In 1905, the Banque Louis-Dreyfus was founded to help finance the company's operations in grain markets. Thereafter, the company expanded internationally: in 1909, it opened an office in Duluth, Minnesota and began exporting durum wheat; in 1911, it started trading cotton in Brazil; and in 1913, it set up operations in Melbourne. In 1915 Léopold Louis-Dreyfus died, turning over the family company to sons Louis and Charles.

==Personal life==
In 1860, Léopold Louis-Dreyfus married Émilie Lang (1840–1918), daughter of Isaac Lang and Rosalie (née Aron) Lang. They had three sons: Louis Louis-Dreyfus (1867–1940), Charles Louis-Dreyfus (1870–1929), and Robert Louis-Dreyfus (1877–1907).
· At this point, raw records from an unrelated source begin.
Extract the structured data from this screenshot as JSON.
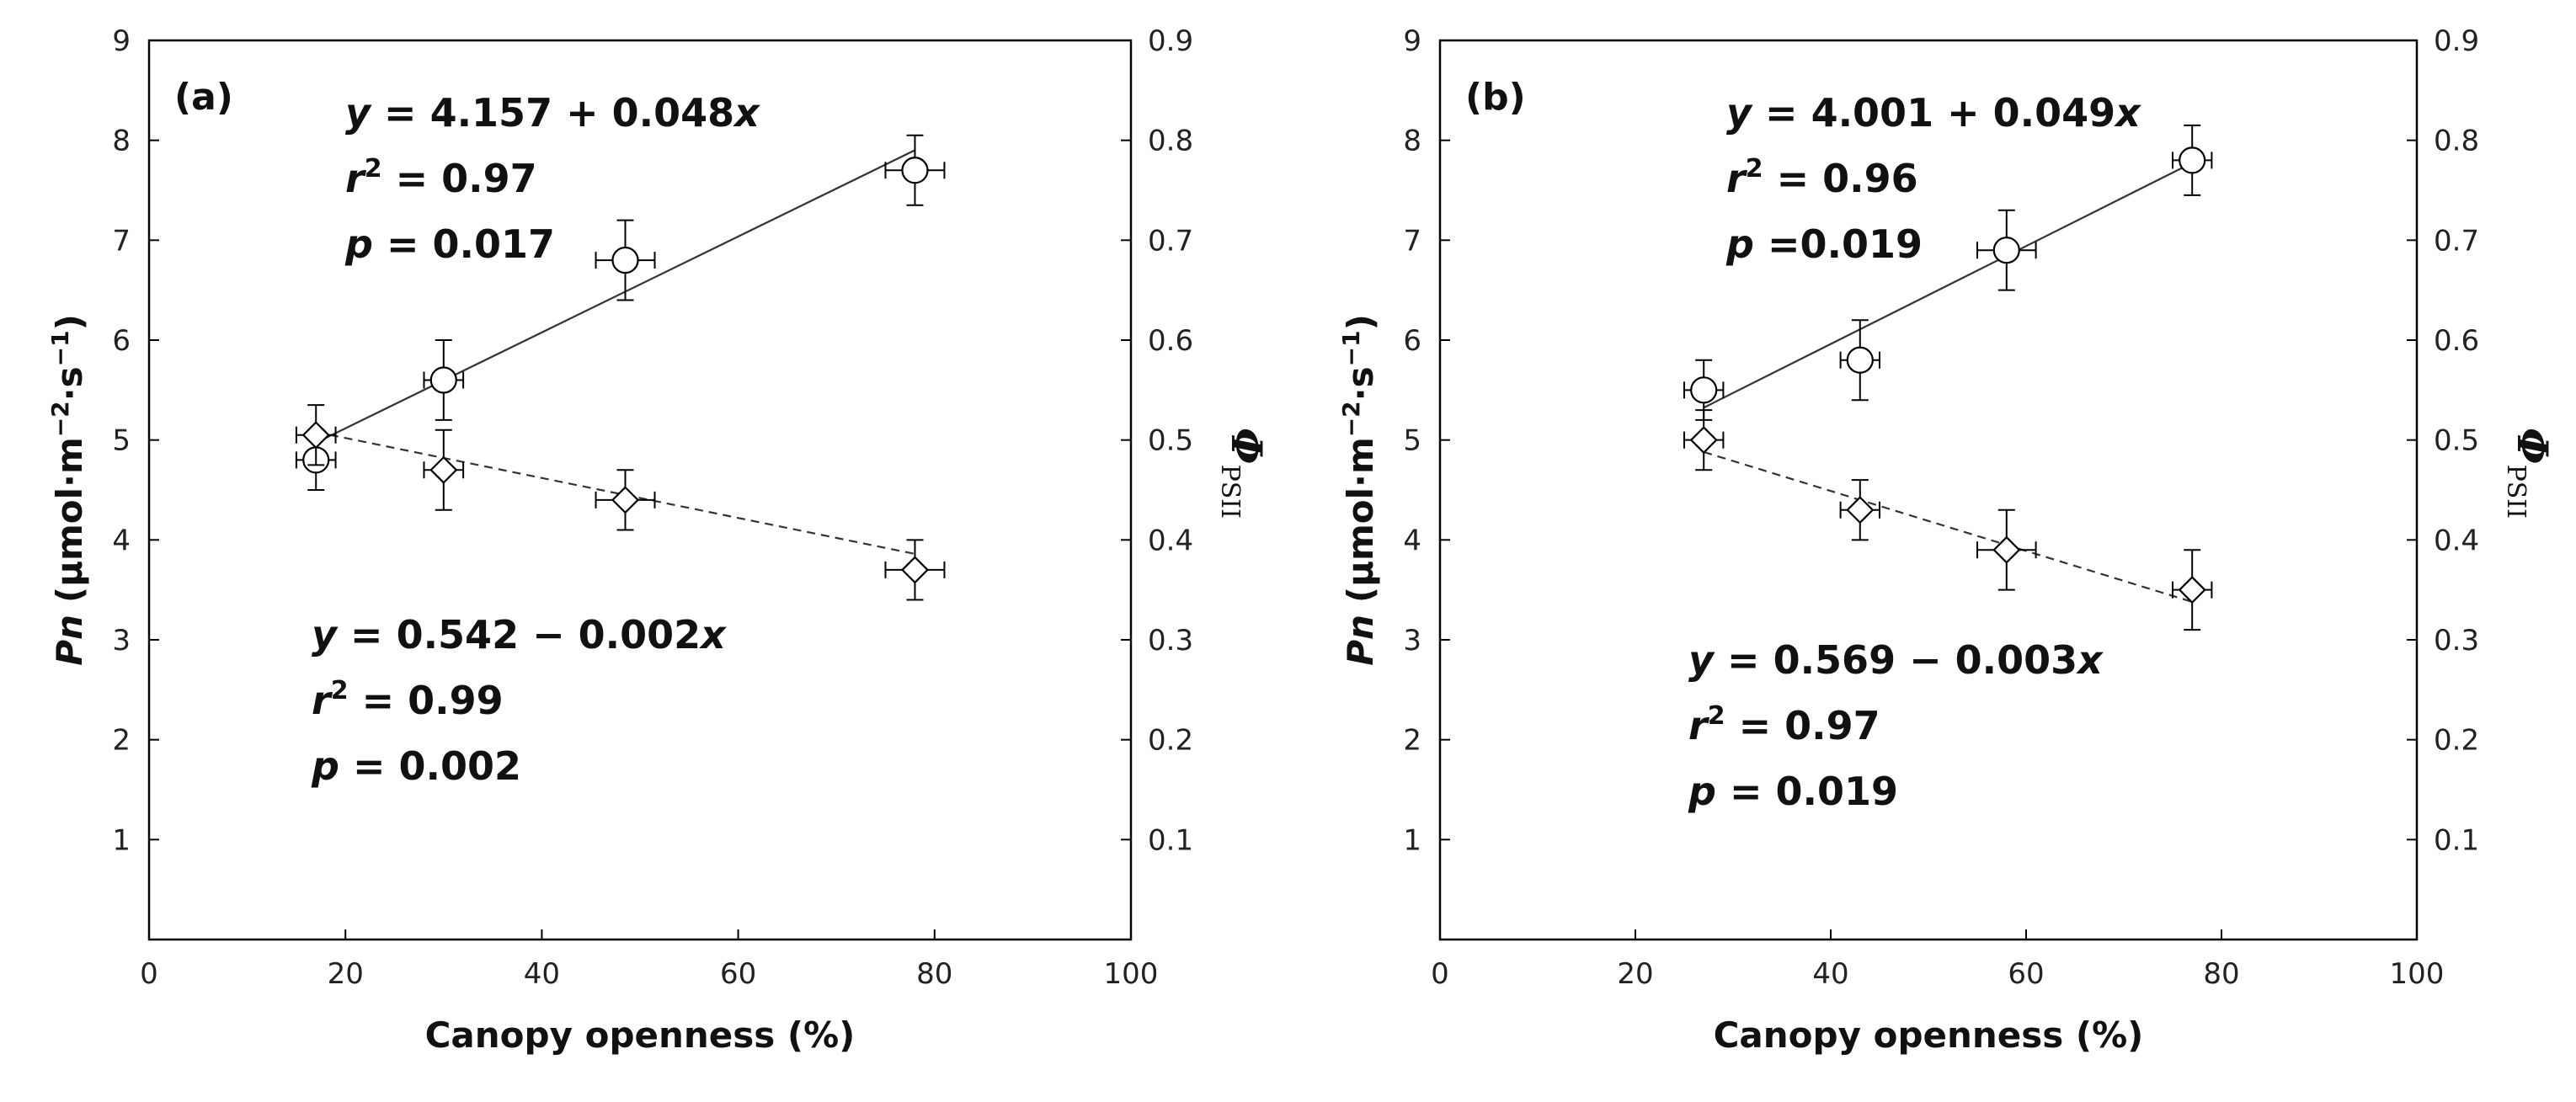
{
  "chart_data": [
    {
      "type": "scatter",
      "panel_label": "(a)",
      "xlabel": "Canopy openness (%)",
      "ylabel_var": "Pn",
      "ylabel_units": "(µmol·m",
      "ylabel_exp1": "−2",
      "ylabel_mid": "·s",
      "ylabel_exp2": "−1",
      "ylabel_close": ")",
      "y2label_var": "Φ",
      "y2label_sub": "PSII",
      "xlim": [
        0,
        100
      ],
      "ylim": [
        0,
        9
      ],
      "y2lim": [
        0,
        0.9
      ],
      "x_ticks": [
        "0",
        "20",
        "40",
        "60",
        "80",
        "100"
      ],
      "y_ticks": [
        "1",
        "2",
        "3",
        "4",
        "5",
        "6",
        "7",
        "8",
        "9"
      ],
      "y2_ticks": [
        "0.1",
        "0.2",
        "0.3",
        "0.4",
        "0.5",
        "0.6",
        "0.7",
        "0.8",
        "0.9"
      ],
      "series": [
        {
          "name": "Pn",
          "marker": "circle",
          "axis": "left",
          "x": [
            17,
            30,
            48.5,
            78
          ],
          "y": [
            4.8,
            5.6,
            6.8,
            7.7
          ],
          "xerr": [
            2,
            2,
            3,
            3
          ],
          "yerr": [
            0.3,
            0.4,
            0.4,
            0.35
          ],
          "fit": {
            "intercept": 4.157,
            "slope": 0.048,
            "style": "solid"
          },
          "equation": {
            "y_lead": "y",
            "body": " = 4.157 + 0.048",
            "x_trail": "x",
            "r_letter": "r",
            "r_exp": "2",
            "r_value": " = 0.97",
            "p_letter": "p",
            "p_value": " = 0.017"
          }
        },
        {
          "name": "ΦPSII",
          "marker": "diamond",
          "axis": "right",
          "x": [
            17,
            30,
            48.5,
            78
          ],
          "y": [
            0.505,
            0.47,
            0.44,
            0.37
          ],
          "xerr": [
            2,
            2,
            3,
            3
          ],
          "yerr": [
            0.03,
            0.04,
            0.03,
            0.03
          ],
          "fit": {
            "intercept": 0.542,
            "slope": -0.002,
            "style": "dashed"
          },
          "equation": {
            "y_lead": "y",
            "body": " = 0.542 − 0.002",
            "x_trail": "x",
            "r_letter": "r",
            "r_exp": "2",
            "r_value": " = 0.99",
            "p_letter": "p",
            "p_value": " = 0.002"
          }
        }
      ]
    },
    {
      "type": "scatter",
      "panel_label": "(b)",
      "xlabel": "Canopy openness (%)",
      "ylabel_var": "Pn",
      "ylabel_units": "(µmol·m",
      "ylabel_exp1": "−2",
      "ylabel_mid": "·s",
      "ylabel_exp2": "−1",
      "ylabel_close": ")",
      "y2label_var": "Φ",
      "y2label_sub": "PSII",
      "xlim": [
        0,
        100
      ],
      "ylim": [
        0,
        9
      ],
      "y2lim": [
        0,
        0.9
      ],
      "x_ticks": [
        "0",
        "20",
        "40",
        "60",
        "80",
        "100"
      ],
      "y_ticks": [
        "1",
        "2",
        "3",
        "4",
        "5",
        "6",
        "7",
        "8",
        "9"
      ],
      "y2_ticks": [
        "0.1",
        "0.2",
        "0.3",
        "0.4",
        "0.5",
        "0.6",
        "0.7",
        "0.8",
        "0.9"
      ],
      "series": [
        {
          "name": "Pn",
          "marker": "circle",
          "axis": "left",
          "x": [
            27,
            43,
            58,
            77
          ],
          "y": [
            5.5,
            5.8,
            6.9,
            7.8
          ],
          "xerr": [
            2,
            2,
            3,
            2
          ],
          "yerr": [
            0.3,
            0.4,
            0.4,
            0.35
          ],
          "fit": {
            "intercept": 4.001,
            "slope": 0.049,
            "style": "solid"
          },
          "equation": {
            "y_lead": "y",
            "body": " = 4.001 + 0.049",
            "x_trail": "x",
            "r_letter": "r",
            "r_exp": "2",
            "r_value": " = 0.96",
            "p_letter": "p",
            "p_value": " =0.019"
          }
        },
        {
          "name": "ΦPSII",
          "marker": "diamond",
          "axis": "right",
          "x": [
            27,
            43,
            58,
            77
          ],
          "y": [
            0.5,
            0.43,
            0.39,
            0.35
          ],
          "xerr": [
            2,
            2,
            3,
            2
          ],
          "yerr": [
            0.03,
            0.03,
            0.04,
            0.04
          ],
          "fit": {
            "intercept": 0.569,
            "slope": -0.003,
            "style": "dashed"
          },
          "equation": {
            "y_lead": "y",
            "body": " = 0.569 − 0.003",
            "x_trail": "x",
            "r_letter": "r",
            "r_exp": "2",
            "r_value": " = 0.97",
            "p_letter": "p",
            "p_value": " = 0.019"
          }
        }
      ]
    }
  ]
}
He is the great-great-grandfather of American actress and comedian Julia Louis-Dreyfus.

By the early 20th century, the Louis-Dreyfus family was described as one of the "five great fortunes of France".

Louis-Dreyfus also served as Consul-General for the Kingdom of Romania in Paris. He was awarded the title of Commander of the Legion of Honour (Commandeur de la Légion d'honneur) on 19 April 1912.

==Legacy==
Léopold Louis-Dreyfus died in 1915 and was succeeded at the Louis Dreyfus Group by his sons Louis and Charles, who expanded the company in the Americas and in the Russian Empire (prior to the 1917 Revolution). In 2013, the Louis Dreyfus Group is considered to be one of the "big four" global food trading companies in the world, competing with Archer Daniels Midland, Bunge Limited, and Cargill Inc.